There is a certain “conventional wisdom” gripping Illinois, shared by our Governor, most legislators, and the vast majority of news media voices, including certain columnists at this paper. According to this narrative, our budget and pension systems are unsustainable due to years of state “overspending” or “living beyond our means.” Now, due to our horribly underfunded public pension systems, our state government has “no choice” but to cut or eliminate pensions and benefits for retirees, dramatically cut state spending, or do some combination of both.
Neither the premise nor the conclusion are correct. Austerity budgets and attacks on public pensions are not necessary.
The fundamental cause of our state’s financial woes has nothing to do with exorbitant spending, exorbitant pensions or “big government.” Illinois has the smallest number of state employees per capita in the United States, at 4.1 per 1,000 residents. And while the occasional abusers of our public pension systems make headlines, the media rarely tells the other part of the story: Illinois ranks in the bottom one-fifth of all states for retirement benefits paid to its state workers.
The root cause of the problem is that we have one of the most regressive – and stupidest — tax systems in the United States. When all taxes in Illinois are measured for their combined impact on different income groups, we find that the bottom 20 percent of income earners are taxed at a rate of 13.8 percent, the next highest 20 percent are taxed at a rate of 12.1 percent, and so on up the scale, with the top 1 percent paying just 4.9 percent of their income in taxes. Illinois taxes poverty much more than wealth. That’s why we have a structural deficit – the system cannot possibly generate enough revenue to meet societal needs. Yet legislators have ignored the problem for decades, and instead borrowed from the pension systems to make ends meet.
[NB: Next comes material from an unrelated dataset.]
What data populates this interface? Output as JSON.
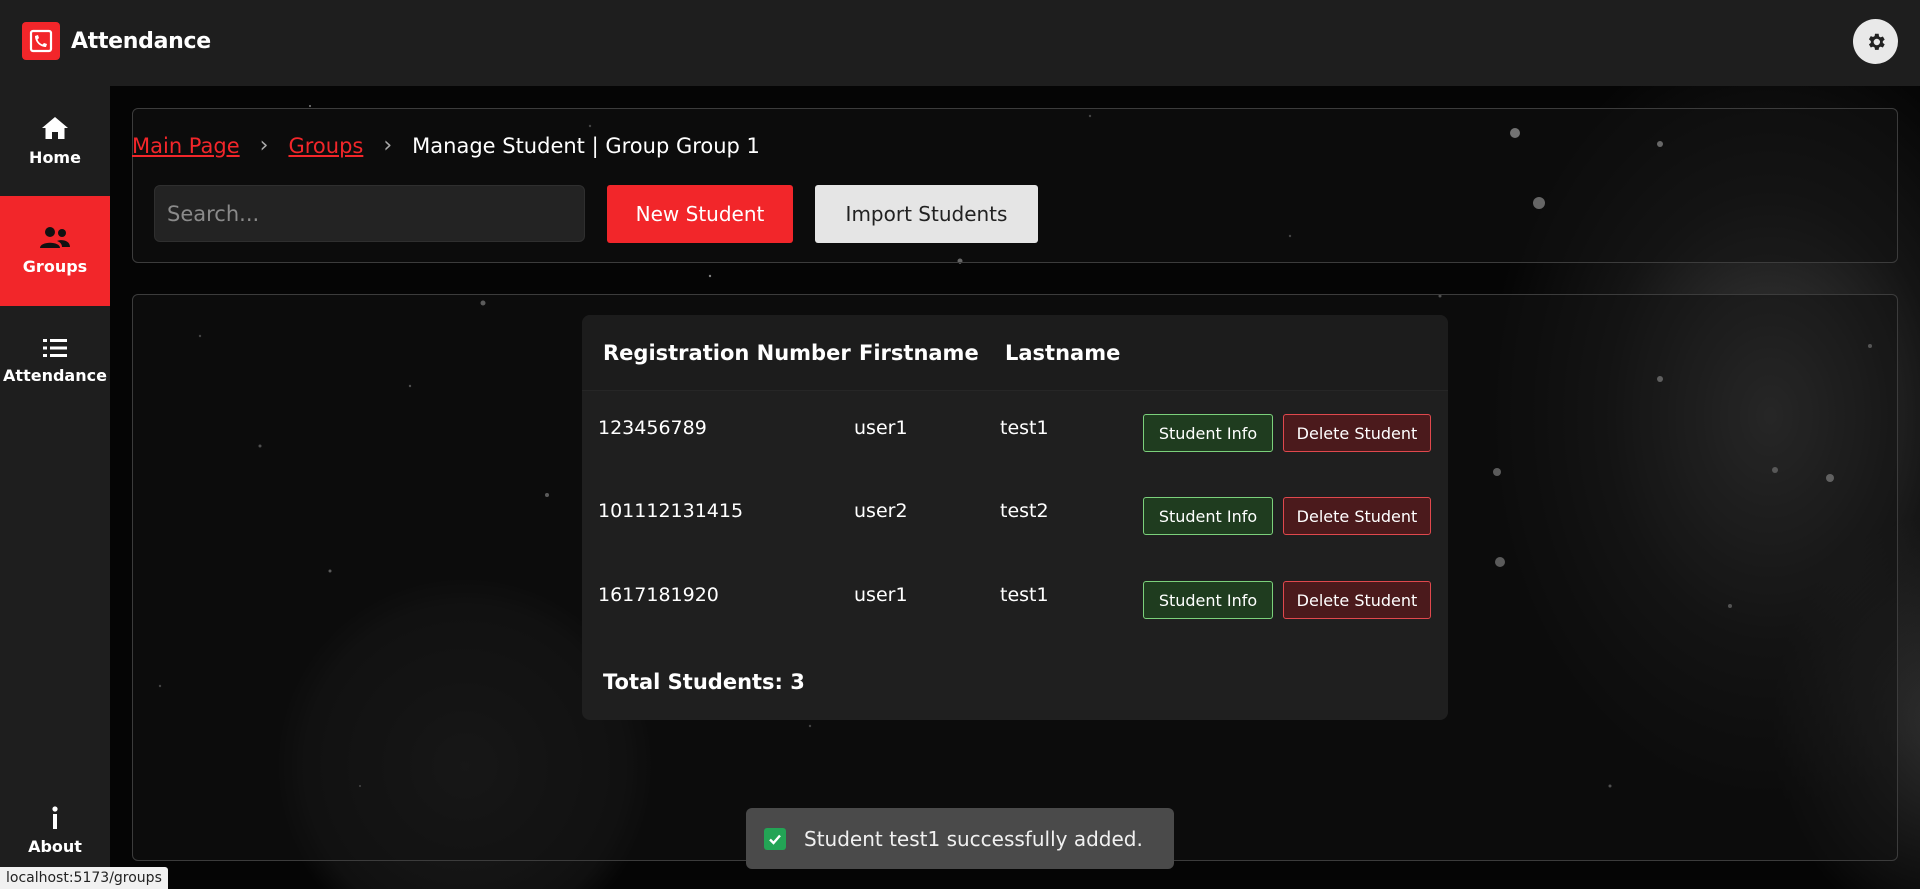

That, in turn, is the fundamental cause of our current pension crisis — and the debt service on past borrowing is now eating into our operating budget. Yet most of our so-called political leaders still refuse to address the cause of the problem, proposing instead to place all of the burden on public employees, retirees, students, educators, and the rest of us who desire, or depend upon, a state government capable of serving its core functions.